The Whangee













Why would anyone nurse the ambition to acquire an old Dunhill bamboo pipe? If you’ve seen many of them, you know that these pipes are all too often ungainly and decrepit things.
Dunhill Catalogue, Collector Range Page, Courtesy of Jeff FollodorUnlike the bamboo we see in contemporary artisanal bamboo pipes, Dunhill used bamboo with all manner of issues. It was often too chunky. Knuckles were oddly spaced, usually way too widely spaced for the pipe’s length. The beautiful rhythmic proportions to which we are accustomered in work by Hiroyuki Tokutumi or Smiou Satou are completely lacking in Dunhill’s bamboos.

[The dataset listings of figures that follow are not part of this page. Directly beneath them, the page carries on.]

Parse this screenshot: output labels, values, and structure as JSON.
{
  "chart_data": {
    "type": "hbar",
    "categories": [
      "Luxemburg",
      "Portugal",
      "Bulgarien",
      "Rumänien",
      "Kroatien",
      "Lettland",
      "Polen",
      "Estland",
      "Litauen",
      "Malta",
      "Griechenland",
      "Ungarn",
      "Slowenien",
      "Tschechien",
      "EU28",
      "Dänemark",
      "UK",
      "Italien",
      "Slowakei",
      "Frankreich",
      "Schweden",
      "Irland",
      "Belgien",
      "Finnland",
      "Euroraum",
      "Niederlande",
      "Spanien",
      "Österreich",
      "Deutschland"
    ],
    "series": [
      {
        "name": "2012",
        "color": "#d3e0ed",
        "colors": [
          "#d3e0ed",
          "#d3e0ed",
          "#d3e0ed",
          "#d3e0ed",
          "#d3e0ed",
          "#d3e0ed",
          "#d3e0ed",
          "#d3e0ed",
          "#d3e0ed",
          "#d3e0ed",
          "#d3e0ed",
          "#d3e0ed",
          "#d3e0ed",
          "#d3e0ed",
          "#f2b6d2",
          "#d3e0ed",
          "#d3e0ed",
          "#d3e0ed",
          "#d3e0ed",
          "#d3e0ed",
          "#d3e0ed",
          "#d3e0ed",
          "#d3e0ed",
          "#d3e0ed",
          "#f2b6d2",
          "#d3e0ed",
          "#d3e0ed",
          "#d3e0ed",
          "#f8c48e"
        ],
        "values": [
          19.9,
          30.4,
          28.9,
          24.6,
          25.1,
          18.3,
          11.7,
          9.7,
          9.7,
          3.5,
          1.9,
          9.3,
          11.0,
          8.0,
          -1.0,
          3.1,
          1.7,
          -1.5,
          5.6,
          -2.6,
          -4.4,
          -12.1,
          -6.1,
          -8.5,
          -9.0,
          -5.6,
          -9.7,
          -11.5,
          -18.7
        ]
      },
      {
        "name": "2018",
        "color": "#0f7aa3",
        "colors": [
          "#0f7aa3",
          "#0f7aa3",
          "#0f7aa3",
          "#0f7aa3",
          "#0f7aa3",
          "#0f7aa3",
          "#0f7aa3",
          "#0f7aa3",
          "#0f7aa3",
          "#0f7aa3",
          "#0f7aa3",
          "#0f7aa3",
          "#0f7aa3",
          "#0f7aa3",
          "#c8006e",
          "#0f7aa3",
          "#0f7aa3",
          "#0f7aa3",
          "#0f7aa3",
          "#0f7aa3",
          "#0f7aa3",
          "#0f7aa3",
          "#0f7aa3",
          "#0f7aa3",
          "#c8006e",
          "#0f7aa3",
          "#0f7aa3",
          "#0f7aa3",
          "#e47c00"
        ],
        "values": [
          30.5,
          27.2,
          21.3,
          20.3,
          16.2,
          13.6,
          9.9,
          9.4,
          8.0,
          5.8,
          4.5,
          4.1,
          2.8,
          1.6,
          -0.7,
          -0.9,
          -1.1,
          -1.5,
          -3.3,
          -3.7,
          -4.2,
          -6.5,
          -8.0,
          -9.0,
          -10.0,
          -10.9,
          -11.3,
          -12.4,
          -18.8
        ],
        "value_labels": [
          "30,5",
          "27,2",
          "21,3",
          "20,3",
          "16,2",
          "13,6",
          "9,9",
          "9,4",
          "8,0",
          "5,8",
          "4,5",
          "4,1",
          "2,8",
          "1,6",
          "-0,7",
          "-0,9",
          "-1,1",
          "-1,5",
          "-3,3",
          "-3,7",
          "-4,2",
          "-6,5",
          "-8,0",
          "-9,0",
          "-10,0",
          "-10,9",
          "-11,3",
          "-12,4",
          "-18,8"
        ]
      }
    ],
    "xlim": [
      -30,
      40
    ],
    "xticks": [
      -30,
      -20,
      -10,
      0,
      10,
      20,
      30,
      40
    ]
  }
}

Amazingly, these traits are plainly evident in Dunhill’s catalogues. With all the bamboo in the world, it mystifies me that Dunhill’s pipe gnomes didn’t express their customarily restrained, elegant aesthetic in their Whangee pipes. Proportional, clear, and even-knuckled bamboo is no recent product of genetic engineering. It has always been around. It has just not always been used.
Still…sometimes Dunhill’s pipe makers produced exquisite bamboo pipes. I’ve seen several, and I’ve been jonesin’ for one for decades now. As an active quest, I gave up a long time ago. I figured if and when one came along I’d carpe the diem. I wasn’t holding my breath.
Imagine my joy at finding this wonderful Whangee Shell on Lawdog’s table at the NASPC Columbus Show. I could barely contain myself.